Knowing Self – The Virtue of Self-Intimacy

If you are a religious person and I were to ask you what you consider to be the most important thing in the world, I suspect you may say something like, “Knowing God and doing His will or what He calls me to do.”  

To suggest that knowing, loving and serving God plays an important role in your life and spirituality will not surprise anyone. But if I were to suggest that knowing self plays an equally important role, it might set off some alarming bells!

No, I don’t intend to suggest that. But I do like to say that knowing self is of importance – that there’s virtue in self intimacy, and a vital link between knowing God and knowing self. I would also like to establish that an understanding of the interdependence of knowing self and God has held a lasting and respected place in Christian theology.  

Consider, for example, John Calvin’s opening words in The Institutes of Christian Religion: “There is no deep knowing of God without a deep knowing of self and no deep knowing of self without a deep knowing of God.” Or Thomas a Kempis’s words: “A humble self-knowledge is a surer way to God than a search after deep learning.” And a prayer of St. Augustine: “Grant, Lord, that I may know myself that I may know Thee.” 

Why is it so important to know myself?  First, as in the quotes above, it is the one main way of knowing God. Second, it is also a way of learning to love others as we are called upon “to love our neighbors as ourselves.”  It helps us not to relate with people in a condescending, judgmental, self-righteous or moralistic way (see Romans chapters 2 and 15); instead, to relate with them in humility and empathy, with genuine care and concern. 

Third, in knowing self, I learn to love myself as God loves me. It ensures that I do not live a lie. What do I mean?  There are, in all of us strengths and competencies. But therein lies also within, a prideful self, a competitive self, a covetous self, a lustful self, an envious self, an exhibitionistic or narcissistic self, and a deceitful self.  
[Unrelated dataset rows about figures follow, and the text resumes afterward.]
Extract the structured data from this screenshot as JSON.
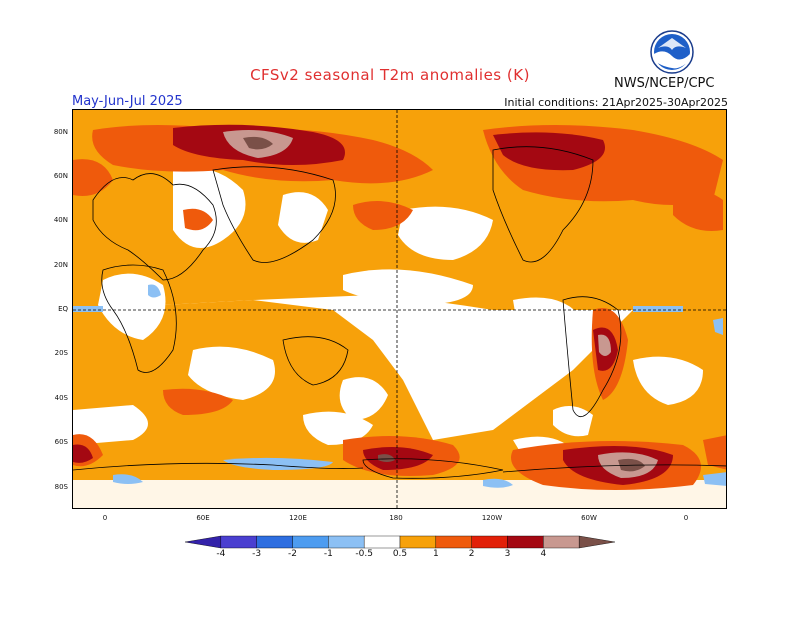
{
  "header": {
    "title": "CFSv2 seasonal T2m anomalies (K)",
    "period": "May-Jun-Jul 2025",
    "initial_conditions": "Initial conditions: 21Apr2025-30Apr2025",
    "org": "NWS/NCEP/CPC",
    "logo_icon": "noaa-logo-icon"
  },
  "map": {
    "lat_labels": [
      "80N",
      "60N",
      "40N",
      "20N",
      "EQ",
      "20S",
      "40S",
      "60S",
      "80S"
    ],
    "lon_labels": [
      "0",
      "60E",
      "120E",
      "180",
      "120W",
      "60W",
      "0"
    ]
  },
  "colorbar": {
    "labels": [
      "-4",
      "-3",
      "-2",
      "-1",
      "-0.5",
      "0.5",
      "1",
      "2",
      "3",
      "4"
    ],
    "colors": [
      "#3322aa",
      "#4a3fd0",
      "#2e6ee0",
      "#4d9cf0",
      "#8cc0f4",
      "#ffffff",
      "#f7a10a",
      "#ef5a0c",
      "#e22008",
      "#a40812",
      "#c89890",
      "#7a5048"
    ]
  }
}
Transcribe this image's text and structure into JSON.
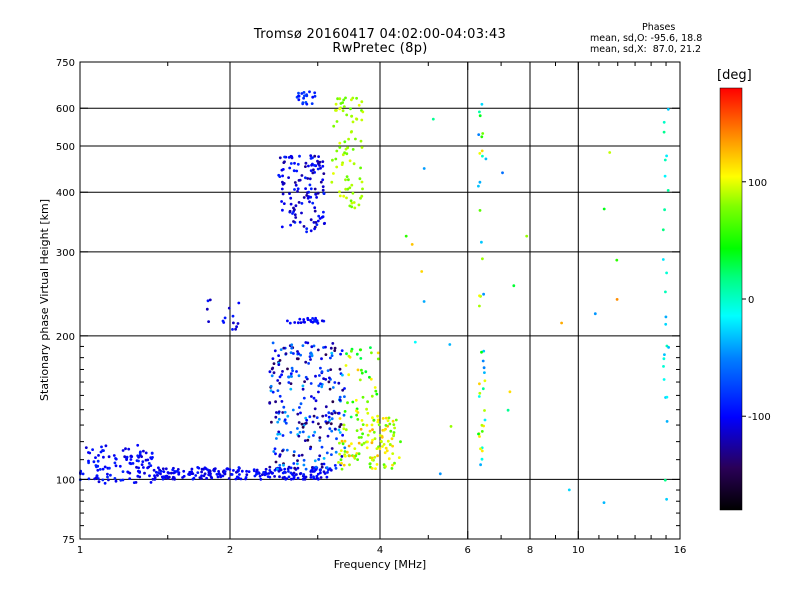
{
  "header": {
    "title_line1": "Tromsø 20160417 04:02:00-04:03:43",
    "title_line2": "RwPretec (8p)"
  },
  "phase_info": {
    "heading": "Phases",
    "line_o": "mean, sd,O: -95.6, 18.8",
    "line_x": "mean, sd,X:  87.0, 21.2"
  },
  "colorbar": {
    "unit": "[deg]",
    "ticks": [
      {
        "value": 100,
        "label": "100"
      },
      {
        "value": 0,
        "label": "0"
      },
      {
        "value": -100,
        "label": "-100"
      }
    ],
    "range": [
      -180,
      180
    ]
  },
  "chart_data": {
    "type": "scatter",
    "title": "Tromsø 20160417 04:02:00-04:03:43",
    "subtitle": "RwPretec (8p)",
    "xlabel": "Frequency [MHz]",
    "ylabel": "Stationary phase Virtual Height [km]",
    "x_scale": "log",
    "y_scale": "log",
    "xlim": [
      1,
      16
    ],
    "ylim": [
      75,
      750
    ],
    "x_ticks": [
      1,
      2,
      4,
      6,
      8,
      10,
      16
    ],
    "x_tick_labels": [
      "1",
      "2",
      "4",
      "6",
      "8",
      "10",
      "16"
    ],
    "y_ticks": [
      75,
      100,
      200,
      300,
      400,
      500,
      600,
      750
    ],
    "y_tick_labels": [
      "75",
      "100",
      "200",
      "300",
      "400",
      "500",
      "600",
      "750"
    ],
    "grid": true,
    "color_by": "phase [deg]",
    "clusters": [
      {
        "x_range": [
          1.0,
          1.4
        ],
        "y_range": [
          98,
          118
        ],
        "phase_range": [
          -115,
          -85
        ],
        "n": 110
      },
      {
        "x_range": [
          1.4,
          3.2
        ],
        "y_range": [
          100,
          106
        ],
        "phase_range": [
          -115,
          -90
        ],
        "n": 220
      },
      {
        "x_range": [
          2.4,
          3.4
        ],
        "y_range": [
          105,
          195
        ],
        "phase_range": [
          -150,
          -30
        ],
        "n": 260
      },
      {
        "x_range": [
          3.3,
          4.4
        ],
        "y_range": [
          105,
          135
        ],
        "phase_range": [
          60,
          130
        ],
        "n": 120
      },
      {
        "x_range": [
          3.4,
          4.0
        ],
        "y_range": [
          135,
          190
        ],
        "phase_range": [
          20,
          120
        ],
        "n": 40
      },
      {
        "x_range": [
          2.5,
          3.1
        ],
        "y_range": [
          330,
          480
        ],
        "phase_range": [
          -130,
          -85
        ],
        "n": 130
      },
      {
        "x_range": [
          3.2,
          3.7
        ],
        "y_range": [
          370,
          640
        ],
        "phase_range": [
          70,
          100
        ],
        "n": 80
      },
      {
        "x_range": [
          2.7,
          3.0
        ],
        "y_range": [
          610,
          650
        ],
        "phase_range": [
          -100,
          -70
        ],
        "n": 20
      },
      {
        "x_range": [
          2.6,
          3.1
        ],
        "y_range": [
          212,
          218
        ],
        "phase_range": [
          -110,
          -90
        ],
        "n": 25
      },
      {
        "x_range": [
          1.8,
          2.1
        ],
        "y_range": [
          205,
          240
        ],
        "phase_range": [
          -120,
          -90
        ],
        "n": 15
      },
      {
        "x_range": [
          6.3,
          6.5
        ],
        "y_range": [
          90,
          640
        ],
        "phase_range": [
          -60,
          120
        ],
        "n": 40
      },
      {
        "x_range": [
          14.8,
          15.2
        ],
        "y_range": [
          90,
          600
        ],
        "phase_range": [
          -40,
          20
        ],
        "n": 25
      },
      {
        "x_range": [
          4.5,
          13.0
        ],
        "y_range": [
          80,
          640
        ],
        "phase_range": [
          -120,
          140
        ],
        "n": 25
      }
    ]
  }
}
The human capacity for self-deception is astounding. Jeremiah 17:9 puts it clearly – the heart is deceitfully wicked, above all else. If we aren’t aware of the dark side of who we are, it is going to have increased power and influence over our lives. Blind spots are dangerous – to self and to others. Also, things that are hidden or avoided don’t grow weaker; they grow stronger! They will tyrannize us and cause us to fall. Much of the people’s failure today is because they are not aware of or refuse to acknowledge their dark sides or blind spots. 

How then do we know ourselves?  Primarily through Scriptures, through self-introspection and social interaction. The apostle James likens the Bible as like a mirror that shows us our true selves. This consist not only of our sins and sinful tendencies, but our “loveliness” as made in the image of God, redeemed by His precious blood and regarded as His children and His beloved.
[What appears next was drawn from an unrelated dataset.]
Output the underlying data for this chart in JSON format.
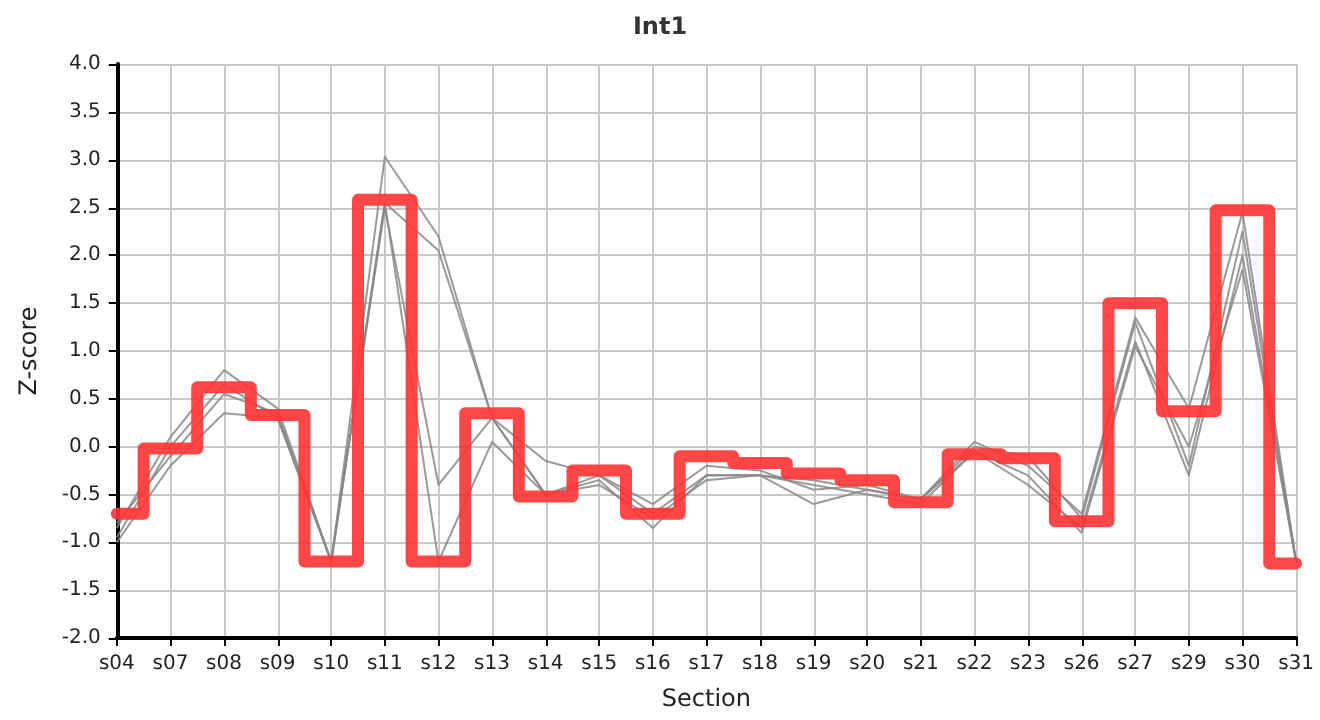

In self-reflection or introspection, the discipline of psychology can be of valuable help as psychology is essentially the study of human beings and behavior. Solitude and journaling can provide the platform for such self-reflection. Finally, friends and family members (especially our spouse!), classmates and working colleagues also act as a mirror to who we are as they give us honest and constructive feedback.

There is virtue in self-intimacy. Though it takes time, self-knowledge does lead to a deeper appreciation and respect for this unique person God has made us to be. Above all, it allows God to shape us by His grace and to use us for His glory.